Dava konusu Yönetmeliğin niteliği dikkate alındığında, sözleşme/protokol metninin idare tarafından tek taraflı olarak belirlenmesinde ve kriterleri belirli olan değişen şartlara göre sözleşme/protokol metinlerinde idarece tek tarflı olarak değişiklik yapılmasında hukuka aykırılık bulunmamaktadır. Ayrıca davalı idarenin, sosyal güvenlik kapsamında sunulan hizmetlerde sürekliliği sağlama adına, sözleşme veya protokollerde, ek sözleşme veya ek protokollerin SHS’ler tarafından imzalanmaması durumunda feshe ilişkin hükümlere yer verilmesinin de kamu yararı ve hizmet gerekleriyle uyumlu olduğu anlaşılmaktadır.
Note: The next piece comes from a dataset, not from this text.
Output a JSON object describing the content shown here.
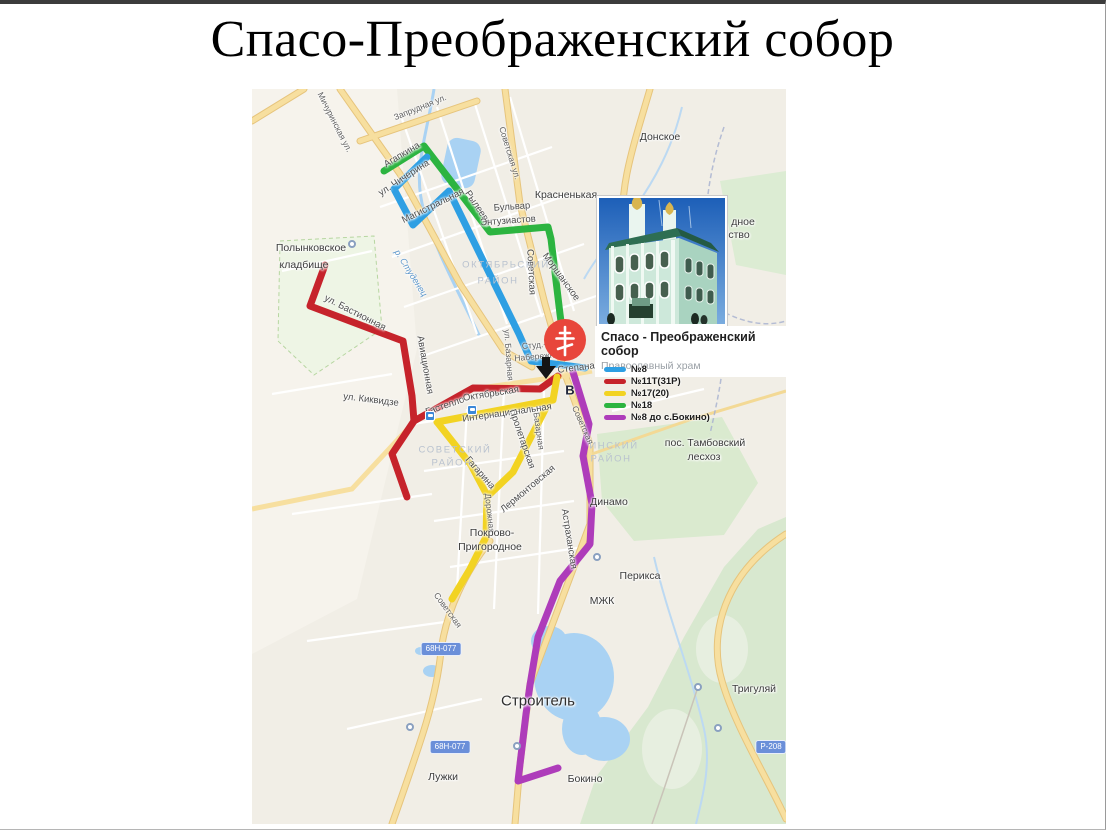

Dava konusu Yönetmeliğin Genel ilkeler başlıklı 5 inci maddesinin 18 inci fıkrasının iptali istemine ilişkin olarak;
Dava konusu Yönetmelik kuralı, “(18) Kurum, sözleşme/protokol kapsamında her türlü inceleme ve denetim yapmaya ve buna ilişkin kurallar belirlemeye yetkilidir.” şeklinde düzenlenmiştir.
5510 sayılı Kanun’un 73 üncü maddesinin 11. fıkrasında, “Kurum, fatura denetimi konusunda kriterler koymaya, alternatif geri ödeme modelleri oluşturmaya ve bu konularda tespitler ve denetimler yapmaya ve/veya yaptırmaya, buna bağlı olarak hizmet alımı yapmaya yetkilidir.” hükmü, 13. fıkrasında da, Sağlık hizmeti satın alma sözleşmelerinin hazırlanması ve akdedilmesi, sağlık hizmeti giderlerinin ödenmesi ve bu maddenin uygulanmasına ilişkin diğer usûl ve esaslar, Kurum tarafından çıkarılacak yönetmelikle düzenlenir.” hükmü yer almaktadır.
Dava konusu düzenlemenin yukarıda aktarılan Kanun maddesine uygun olduğu, geri ödeme kurumu olan davalı idarenin, kendisiyle sözleşme imzalayan sağlık hizmet sunucularının sunduğu hizmete ilişkin denetim yapma ve kural belirleme yetkisinin bulunduğu, dava konusu düzenlemede hukuka aykırılık bulunmadığı anlaşılmaktadır. Sözleşme/protokollerin hazırlanması başlıklı 6 ncı maddesinin 4 üncü fıkrasının iptali istemine ilişkin olarak;
Davaya konu Yönetmelik kuralı; “(4) Kurum, Kanunun 73 üncü maddesi gereği, sözleşme ücretine tabi olan SHS’den sözleşme imzalamak için ücret alabilir.” şeklinde düzenlenmiştir.
Davacı tarafından, bu düzenlemenin 6643 sayılı Türk Eczacıları Brliği Kanununun 39/j hükmüne aykırı olduğu, davalı idarenin hizmet satın almak için düzenleyeceği sözleşmelerin, para karşılığı satılmasının hukuka aykırı olduğu ileri sürülmektedir.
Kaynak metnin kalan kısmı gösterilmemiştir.